Eis os principais acontecimentos desde domingo, dia em que os gregos rejeitaram, em referendo, por ampla maioria, as propostas dos credores internacionais, agravando o clima de incerteza na zona euro:

5 de julho: 

- Os gregos rejeitaram, num referendo marcado no final de junho, as propostas apresentadas pelos credores do país (Banco Central Europeu, Comissão Europeia e Fundo Monetário Internacional), com uma vitória do "não" (61,3% dos votos). 

- Depois da vitória, o primeiro-ministro da Grécia, Alexis Tsipras, garantiu aos seus compatriotas que o referendo não marca de todo "uma rutura com a Europa", mas trata-se antes de "um reforço do poder de negociação" do seu Governo. "Desta vez a dívida vai estar sobre a mesa de negociações", disse. 

- O ministro da Economia e vice-chanceler alemão, Sigmar Gabriel, considerou que Tsipras "fechou as últimas pontes entre o seu país e a União Europeia (UE)".

6 de julho:

- O ministro das Finanças, Yanis Varoufakis, demite-se.

- O novo ministro das Finanças, Euclides Tsakalotos, disse que os gregos deixaram claro no referendo que "não aceitam uma solução inviável".

- Berlim afirmou que as condições "não satisfazem as exigências para um novo resgate" e recusou discutir a reestruturação da dívida. 

- O Banco Central Europeu (BCE) decidiu manter inalterado o teto máximo da linha de liquidez de emergência aos bancos gregos, enquanto aumentou as condições para concessão de crédito.

- O presidente francês, François Hollande, e a chanceler alemã, Angela Merkel, reuniram-se em Paris. 

7 de julho: 

- O primeiro-ministro francês, Manuel Valls, disse que "a França fez e fará tudo ao seu alcance para garantir que a Grécia permanece na zona euro". 

- O presidente da Comissão Europeia, Jean-Claude Juncker, afirmou que o seu "desejo é evitar o ´Grexit` [saída da Grécia da zona euro]".

- Valdis Dombrovskis, vice-presidente da Comissão Europeia, disse que uma saída da Grécia da zona euro "não está excluída", se Atenas não apresentar "um pacote de reformas credível". 

- Numa reunião de emergência em Bruxelas, os líderes da zona euro apontaram domingo como data final para decidir sobre um novo pacote de ajuda, sem o qual a Grécia pode ter que deixar a zona euro. 

- Os líderes europeus disseram estar preparados para um "cenário" que inclui a saída da Grécia da zona euro, revelou Jean-Claude Juncker, que não excluiu essa hipótese, face à paralisação das negociações com Atenas.

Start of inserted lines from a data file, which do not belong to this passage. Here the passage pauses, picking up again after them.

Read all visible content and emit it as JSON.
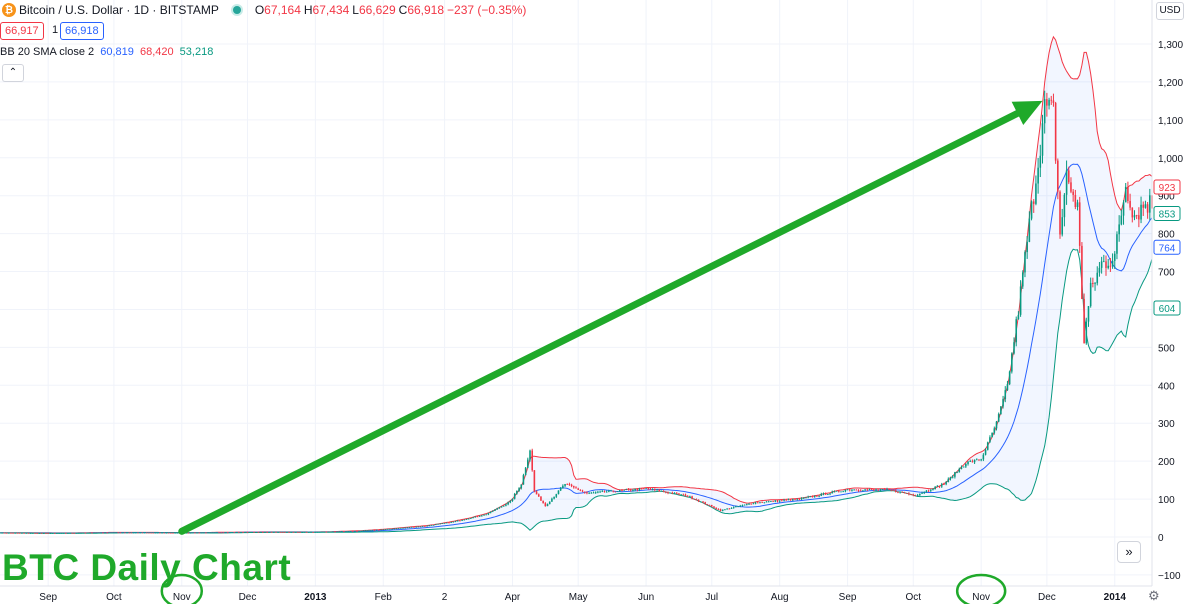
{
  "header": {
    "coin_glyph": "₿",
    "symbol": "Bitcoin / U.S. Dollar · 1D · BITSTAMP",
    "open_label": "O",
    "open": "67,164",
    "high_label": "H",
    "high": "67,434",
    "low_label": "L",
    "low": "66,629",
    "close_label": "C",
    "close": "66,918",
    "change": "−237 (−0.35%)",
    "bid": "66,917",
    "qty": "1",
    "ask": "66,918"
  },
  "indicator": {
    "name": "BB 20 SMA close 2",
    "basis": "60,819",
    "upper": "68,420",
    "lower": "53,218"
  },
  "controls": {
    "collapse_glyph": "⌃",
    "currency": "USD",
    "scroll_glyph": "»",
    "gear_glyph": "⚙"
  },
  "watermark": "BTC Daily Chart",
  "colors": {
    "up": "#089981",
    "down": "#f23645",
    "basis": "#2962ff",
    "upper": "#f23645",
    "lower": "#089981",
    "band_fill": "#2962ff",
    "arrow": "#1fa92a",
    "grid": "#f0f3fa"
  },
  "chart_data": {
    "type": "candlestick",
    "title": "",
    "xlabel": "",
    "ylabel": "",
    "x_range": [
      "2012-08-10",
      "2014-01-18"
    ],
    "ylim": [
      -100,
      1320
    ],
    "grid": true,
    "y_ticks": [
      -100,
      0,
      100,
      200,
      300,
      400,
      500,
      600,
      700,
      800,
      900,
      1000,
      1100,
      1200,
      1300
    ],
    "y_tick_labels": [
      "−100",
      "0",
      "100",
      "200",
      "300",
      "400",
      "500",
      "600",
      "700",
      "800",
      "900",
      "1,000",
      "1,100",
      "1,200",
      "1,300"
    ],
    "x_ticks": [
      {
        "date": "2012-09-01",
        "label": "Sep"
      },
      {
        "date": "2012-10-01",
        "label": "Oct"
      },
      {
        "date": "2012-11-01",
        "label": "Nov",
        "circled": true
      },
      {
        "date": "2012-12-01",
        "label": "Dec"
      },
      {
        "date": "2013-01-01",
        "label": "2013",
        "bold": true
      },
      {
        "date": "2013-02-01",
        "label": "Feb"
      },
      {
        "date": "2013-03-01",
        "label": "2"
      },
      {
        "date": "2013-04-01",
        "label": "Apr"
      },
      {
        "date": "2013-05-01",
        "label": "May"
      },
      {
        "date": "2013-06-01",
        "label": "Jun"
      },
      {
        "date": "2013-07-01",
        "label": "Jul"
      },
      {
        "date": "2013-08-01",
        "label": "Aug"
      },
      {
        "date": "2013-09-01",
        "label": "Sep"
      },
      {
        "date": "2013-10-01",
        "label": "Oct"
      },
      {
        "date": "2013-11-01",
        "label": "Nov",
        "circled": true
      },
      {
        "date": "2013-12-01",
        "label": "Dec"
      },
      {
        "date": "2014-01-01",
        "label": "2014",
        "bold": true
      }
    ],
    "price_points": [
      {
        "date": "2012-08-10",
        "price": 11
      },
      {
        "date": "2012-09-01",
        "price": 10
      },
      {
        "date": "2012-10-01",
        "price": 12
      },
      {
        "date": "2012-11-01",
        "price": 11
      },
      {
        "date": "2012-12-01",
        "price": 13
      },
      {
        "date": "2013-01-01",
        "price": 13
      },
      {
        "date": "2013-01-20",
        "price": 16
      },
      {
        "date": "2013-02-01",
        "price": 20
      },
      {
        "date": "2013-02-20",
        "price": 29
      },
      {
        "date": "2013-03-05",
        "price": 40
      },
      {
        "date": "2013-03-20",
        "price": 60
      },
      {
        "date": "2013-03-31",
        "price": 93
      },
      {
        "date": "2013-04-05",
        "price": 140
      },
      {
        "date": "2013-04-09",
        "price": 230
      },
      {
        "date": "2013-04-11",
        "price": 120
      },
      {
        "date": "2013-04-16",
        "price": 82
      },
      {
        "date": "2013-04-25",
        "price": 140
      },
      {
        "date": "2013-05-05",
        "price": 115
      },
      {
        "date": "2013-05-20",
        "price": 122
      },
      {
        "date": "2013-06-01",
        "price": 128
      },
      {
        "date": "2013-06-20",
        "price": 108
      },
      {
        "date": "2013-07-05",
        "price": 70
      },
      {
        "date": "2013-07-20",
        "price": 90
      },
      {
        "date": "2013-08-10",
        "price": 100
      },
      {
        "date": "2013-09-01",
        "price": 125
      },
      {
        "date": "2013-09-20",
        "price": 124
      },
      {
        "date": "2013-10-02",
        "price": 110
      },
      {
        "date": "2013-10-15",
        "price": 140
      },
      {
        "date": "2013-10-25",
        "price": 195
      },
      {
        "date": "2013-11-01",
        "price": 205
      },
      {
        "date": "2013-11-08",
        "price": 300
      },
      {
        "date": "2013-11-13",
        "price": 400
      },
      {
        "date": "2013-11-18",
        "price": 600
      },
      {
        "date": "2013-11-22",
        "price": 780
      },
      {
        "date": "2013-11-26",
        "price": 950
      },
      {
        "date": "2013-11-30",
        "price": 1130
      },
      {
        "date": "2013-12-04",
        "price": 1120
      },
      {
        "date": "2013-12-07",
        "price": 800
      },
      {
        "date": "2013-12-10",
        "price": 950
      },
      {
        "date": "2013-12-15",
        "price": 870
      },
      {
        "date": "2013-12-18",
        "price": 520
      },
      {
        "date": "2013-12-21",
        "price": 650
      },
      {
        "date": "2013-12-26",
        "price": 720
      },
      {
        "date": "2014-01-01",
        "price": 740
      },
      {
        "date": "2014-01-06",
        "price": 930
      },
      {
        "date": "2014-01-10",
        "price": 850
      },
      {
        "date": "2014-01-15",
        "price": 880
      }
    ],
    "series": [
      {
        "name": "Price",
        "kind": "candles"
      },
      {
        "name": "BB basis",
        "last_value": 764,
        "kind": "line"
      },
      {
        "name": "BB upper",
        "last_value": 923,
        "kind": "line"
      },
      {
        "name": "BB lower",
        "last_value": 604,
        "kind": "line"
      }
    ],
    "price_tags": [
      {
        "value": "923",
        "color": "#f23645"
      },
      {
        "value": "853",
        "color": "#089981"
      },
      {
        "value": "764",
        "color": "#2962ff"
      },
      {
        "value": "604",
        "color": "#089981"
      }
    ],
    "price_tag_levels": [
      923,
      853,
      764,
      604
    ],
    "annotation_arrow": {
      "from": {
        "date": "2012-11-01",
        "price": 15
      },
      "to": {
        "date": "2013-11-29",
        "price": 1150
      }
    }
  }
}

- O vice-ministro das Finanças grego informou que a reabertura dos bancos gregos deve ser feita de forma "progressiva" até ao final da semana.

8 de julho:

- Alexis Tsipras comprometeu-se a submeter aos credores "mais propostas concretas para reformas credíveis", como foi exigido pela zona euro, em troca de um terceiro pacote de ajudas. "Não deixemos que a Europa se divida", disse perante o Parlamento Europeu, em Estrasburgo, França. 

- É a "última chance" para se chegar a um acordo, advertiu o presidente do Conselho Europeu, Donald Tusk.

- A Grécia comprometeu-se com o corte nas pensões e subida do IVA "na próxima semana", em troca de um empréstimo a três anos do Mecanismo Europeu de Estabilidade (MEE), indicou o novo ministro das Finanças grego.

- O secretário do Tesouro dos Estados Unidos da América disse acreditar que um acordo só é possível se Atenas tomar "decisões difíceis" com reformas estruturais na economia grega e a Europa ceder com um alívio da dívida. 

- O presidente do Conselho de Governadores do Mecanismo Europeu de Estabilização (MEE), Jeroen Dijsselbloem, pediu à Comissão Europeia e ao BCE que comecem a analisar a situação económica da Grécia.

- O Conselho de Governadores do BCE decidiu manter inalterado o teto máximo da linha de liquidez de emergência aos bancos gregos, segundo fontes ligadas ao processo citadas pela agência financeira Bloomberg.